Han Doi juga tak kurang herannya. Dia menatap pamannya, seperti pamannya, apakah memang sudah empat hari Thi Binh menderita demam dan tak bisa bangkit dari pembaringan. Pamannya, yang faham atas tatapan itu, mengangguk.
"Kita memerlukan air hangat, agak semangkuk…"ujar si Bungsu.
Duc Thio bergegas melangkah kearah tungku di ujung ruangan tersebut. Di sana memang sedang terjerang sebuah periuk berisi air yang sedang mengepulkan asap. Lelaki separuh baya itu mengambil sebuah mangkuk dari kayu. Kemudian mengangkat periuk, lalu menuangkang isinya ke dalam mangkuk tersebut. Mangkuk berisi air panas itu dia bawa kedepan si Bungsu.

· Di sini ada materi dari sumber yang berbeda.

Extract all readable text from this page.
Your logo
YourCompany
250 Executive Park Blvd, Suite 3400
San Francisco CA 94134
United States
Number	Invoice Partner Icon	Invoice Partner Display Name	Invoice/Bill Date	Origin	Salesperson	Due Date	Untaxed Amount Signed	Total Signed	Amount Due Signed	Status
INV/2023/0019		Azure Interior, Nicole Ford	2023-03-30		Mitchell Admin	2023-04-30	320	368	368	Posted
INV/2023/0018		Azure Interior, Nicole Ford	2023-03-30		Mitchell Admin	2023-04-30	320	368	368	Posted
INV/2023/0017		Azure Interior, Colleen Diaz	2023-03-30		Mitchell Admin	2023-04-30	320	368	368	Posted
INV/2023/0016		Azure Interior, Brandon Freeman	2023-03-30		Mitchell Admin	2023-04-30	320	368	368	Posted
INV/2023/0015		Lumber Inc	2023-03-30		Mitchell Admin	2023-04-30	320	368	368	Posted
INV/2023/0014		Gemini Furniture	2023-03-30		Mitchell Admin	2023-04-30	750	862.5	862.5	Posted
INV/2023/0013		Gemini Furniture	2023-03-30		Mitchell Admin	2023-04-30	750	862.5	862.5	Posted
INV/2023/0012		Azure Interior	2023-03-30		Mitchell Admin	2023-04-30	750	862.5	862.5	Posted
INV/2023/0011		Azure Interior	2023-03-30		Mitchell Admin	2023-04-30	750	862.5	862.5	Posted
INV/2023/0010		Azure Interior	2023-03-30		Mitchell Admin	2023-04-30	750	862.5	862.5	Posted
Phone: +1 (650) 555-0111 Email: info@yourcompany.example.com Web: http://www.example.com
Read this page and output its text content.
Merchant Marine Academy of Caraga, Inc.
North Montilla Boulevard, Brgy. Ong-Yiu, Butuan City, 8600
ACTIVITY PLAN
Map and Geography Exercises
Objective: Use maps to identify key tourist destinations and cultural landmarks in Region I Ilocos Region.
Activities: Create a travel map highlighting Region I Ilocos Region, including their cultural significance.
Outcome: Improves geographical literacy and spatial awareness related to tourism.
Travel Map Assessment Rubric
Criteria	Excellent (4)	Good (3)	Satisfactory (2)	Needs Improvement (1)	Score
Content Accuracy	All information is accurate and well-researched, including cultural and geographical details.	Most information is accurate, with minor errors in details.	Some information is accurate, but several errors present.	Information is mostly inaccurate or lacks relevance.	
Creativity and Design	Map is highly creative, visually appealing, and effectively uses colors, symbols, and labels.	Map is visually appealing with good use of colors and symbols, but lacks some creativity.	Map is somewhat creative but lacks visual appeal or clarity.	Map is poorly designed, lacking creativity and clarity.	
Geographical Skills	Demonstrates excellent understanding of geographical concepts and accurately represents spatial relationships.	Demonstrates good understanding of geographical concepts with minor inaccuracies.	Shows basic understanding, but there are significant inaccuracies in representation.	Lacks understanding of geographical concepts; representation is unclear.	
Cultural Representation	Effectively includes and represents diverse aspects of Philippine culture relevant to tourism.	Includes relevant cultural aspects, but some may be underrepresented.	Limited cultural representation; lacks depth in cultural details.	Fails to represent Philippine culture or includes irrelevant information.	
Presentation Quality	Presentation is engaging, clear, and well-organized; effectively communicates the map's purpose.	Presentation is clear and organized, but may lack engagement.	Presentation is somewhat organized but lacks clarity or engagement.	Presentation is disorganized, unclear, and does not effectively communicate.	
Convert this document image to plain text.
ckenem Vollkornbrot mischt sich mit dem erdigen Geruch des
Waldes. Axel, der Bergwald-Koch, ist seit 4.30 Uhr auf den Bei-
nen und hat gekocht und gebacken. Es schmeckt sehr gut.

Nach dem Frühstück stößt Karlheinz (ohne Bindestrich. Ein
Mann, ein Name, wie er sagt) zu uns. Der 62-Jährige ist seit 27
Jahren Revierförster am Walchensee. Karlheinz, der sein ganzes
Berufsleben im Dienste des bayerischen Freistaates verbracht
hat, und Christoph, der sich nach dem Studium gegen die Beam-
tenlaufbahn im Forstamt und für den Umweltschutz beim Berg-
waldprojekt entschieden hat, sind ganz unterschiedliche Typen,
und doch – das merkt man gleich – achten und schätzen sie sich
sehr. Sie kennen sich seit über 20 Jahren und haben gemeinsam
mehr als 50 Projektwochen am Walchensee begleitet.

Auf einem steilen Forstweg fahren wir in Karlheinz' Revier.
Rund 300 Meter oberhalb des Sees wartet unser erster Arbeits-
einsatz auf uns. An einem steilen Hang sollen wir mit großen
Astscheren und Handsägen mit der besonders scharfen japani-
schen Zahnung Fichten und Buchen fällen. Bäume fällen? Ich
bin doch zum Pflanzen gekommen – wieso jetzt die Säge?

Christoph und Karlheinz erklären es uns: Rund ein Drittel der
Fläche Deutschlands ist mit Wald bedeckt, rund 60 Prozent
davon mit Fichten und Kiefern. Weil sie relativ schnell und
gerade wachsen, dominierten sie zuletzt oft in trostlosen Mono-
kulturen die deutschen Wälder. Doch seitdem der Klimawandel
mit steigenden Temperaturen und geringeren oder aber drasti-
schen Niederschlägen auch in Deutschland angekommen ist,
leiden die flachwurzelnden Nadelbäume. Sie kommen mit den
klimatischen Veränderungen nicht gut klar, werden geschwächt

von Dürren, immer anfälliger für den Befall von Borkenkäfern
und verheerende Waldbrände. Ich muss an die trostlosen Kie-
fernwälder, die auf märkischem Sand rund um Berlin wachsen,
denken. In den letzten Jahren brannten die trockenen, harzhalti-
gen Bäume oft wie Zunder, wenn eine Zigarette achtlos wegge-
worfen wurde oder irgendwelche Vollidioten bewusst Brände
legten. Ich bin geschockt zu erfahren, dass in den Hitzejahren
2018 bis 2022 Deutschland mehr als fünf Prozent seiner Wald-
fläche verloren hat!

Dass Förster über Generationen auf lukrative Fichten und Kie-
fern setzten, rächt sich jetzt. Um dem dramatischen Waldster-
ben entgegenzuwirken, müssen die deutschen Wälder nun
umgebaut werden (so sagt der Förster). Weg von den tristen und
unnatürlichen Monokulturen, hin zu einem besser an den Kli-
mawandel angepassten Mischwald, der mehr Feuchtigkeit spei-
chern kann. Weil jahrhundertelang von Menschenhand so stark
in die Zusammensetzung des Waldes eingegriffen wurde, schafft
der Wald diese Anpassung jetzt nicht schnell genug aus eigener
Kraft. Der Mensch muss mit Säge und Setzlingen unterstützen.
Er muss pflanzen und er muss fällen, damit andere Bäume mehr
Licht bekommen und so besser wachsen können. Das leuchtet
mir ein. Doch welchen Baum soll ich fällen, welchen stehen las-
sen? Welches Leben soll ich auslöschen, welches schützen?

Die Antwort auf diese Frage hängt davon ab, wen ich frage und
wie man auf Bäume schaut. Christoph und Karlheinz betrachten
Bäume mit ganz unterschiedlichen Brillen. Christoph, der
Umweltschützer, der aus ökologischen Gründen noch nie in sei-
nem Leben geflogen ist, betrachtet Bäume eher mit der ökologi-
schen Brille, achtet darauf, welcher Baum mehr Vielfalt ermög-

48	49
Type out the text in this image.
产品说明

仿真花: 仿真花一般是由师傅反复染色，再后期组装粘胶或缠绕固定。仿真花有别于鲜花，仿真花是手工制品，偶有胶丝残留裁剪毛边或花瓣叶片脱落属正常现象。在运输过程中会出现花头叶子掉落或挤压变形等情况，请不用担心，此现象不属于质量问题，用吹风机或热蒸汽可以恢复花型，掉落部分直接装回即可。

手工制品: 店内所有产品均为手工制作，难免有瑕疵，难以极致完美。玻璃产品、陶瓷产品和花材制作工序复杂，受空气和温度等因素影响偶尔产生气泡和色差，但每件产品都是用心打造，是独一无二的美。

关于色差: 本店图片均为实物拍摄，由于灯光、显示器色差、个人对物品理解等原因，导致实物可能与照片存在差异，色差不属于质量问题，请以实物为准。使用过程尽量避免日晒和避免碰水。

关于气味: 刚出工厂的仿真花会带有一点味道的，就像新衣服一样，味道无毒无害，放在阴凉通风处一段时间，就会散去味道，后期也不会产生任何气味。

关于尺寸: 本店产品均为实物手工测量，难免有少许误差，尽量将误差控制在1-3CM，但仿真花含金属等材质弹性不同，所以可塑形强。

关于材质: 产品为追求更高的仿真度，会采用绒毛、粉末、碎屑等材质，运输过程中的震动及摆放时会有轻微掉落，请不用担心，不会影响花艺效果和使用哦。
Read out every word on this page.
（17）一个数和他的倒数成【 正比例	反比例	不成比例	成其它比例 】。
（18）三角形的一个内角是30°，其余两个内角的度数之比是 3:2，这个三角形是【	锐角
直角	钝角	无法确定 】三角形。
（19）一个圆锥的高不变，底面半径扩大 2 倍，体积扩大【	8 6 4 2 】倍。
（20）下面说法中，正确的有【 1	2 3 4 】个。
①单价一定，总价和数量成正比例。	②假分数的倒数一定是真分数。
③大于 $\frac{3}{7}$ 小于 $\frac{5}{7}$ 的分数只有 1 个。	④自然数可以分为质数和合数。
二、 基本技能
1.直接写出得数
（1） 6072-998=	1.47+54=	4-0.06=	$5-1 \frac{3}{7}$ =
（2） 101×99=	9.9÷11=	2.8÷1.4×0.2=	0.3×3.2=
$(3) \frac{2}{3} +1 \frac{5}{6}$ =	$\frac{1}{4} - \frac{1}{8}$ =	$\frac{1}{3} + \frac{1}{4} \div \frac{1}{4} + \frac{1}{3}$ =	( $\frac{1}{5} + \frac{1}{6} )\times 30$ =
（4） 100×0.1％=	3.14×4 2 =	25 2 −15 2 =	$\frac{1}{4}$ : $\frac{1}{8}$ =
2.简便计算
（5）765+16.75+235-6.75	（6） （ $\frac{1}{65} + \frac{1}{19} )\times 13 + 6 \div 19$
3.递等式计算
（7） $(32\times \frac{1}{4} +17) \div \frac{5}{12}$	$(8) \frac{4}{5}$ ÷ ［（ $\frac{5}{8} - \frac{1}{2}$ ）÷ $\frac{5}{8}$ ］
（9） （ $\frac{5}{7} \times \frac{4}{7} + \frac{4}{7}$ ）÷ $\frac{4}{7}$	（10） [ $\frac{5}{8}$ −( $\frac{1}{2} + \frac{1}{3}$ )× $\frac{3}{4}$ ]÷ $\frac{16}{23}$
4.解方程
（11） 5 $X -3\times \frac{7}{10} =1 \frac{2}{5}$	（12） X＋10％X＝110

"Ada kain pembersih, sapu tangan misalnya?"tanya si Bungsu.
Duc Thio kembali bergerak kesebuah lemari kayu setinggi satu meter yang terletak di tepi dinding dekat kepala anaknya. Membukanya, mengambil sebuah handuk kecil. Lalu memberikannya pada si Bungsu. Si Bungsu menuangkan serbuk berwarna kuning kehijau-hijauan dari bungkusan kecil yang dia keluarkan dari dompetnya kesendok. Jumlah yang dia tuangkan hanya sedikit, mungkin secubitan anak-anak. Lalu dua jari, jari tengah dan telunjuk tangan dia celupkan ke air dimangkuk. Kemudian air yang melekat pada jarinya itu dia teteskan ke bubuk yang disendok. Sekitar empat tetes air air turun membasahi serbuk itu. Bubuk tersebut kemudian larut dalam air yang beberapa tetes disendok.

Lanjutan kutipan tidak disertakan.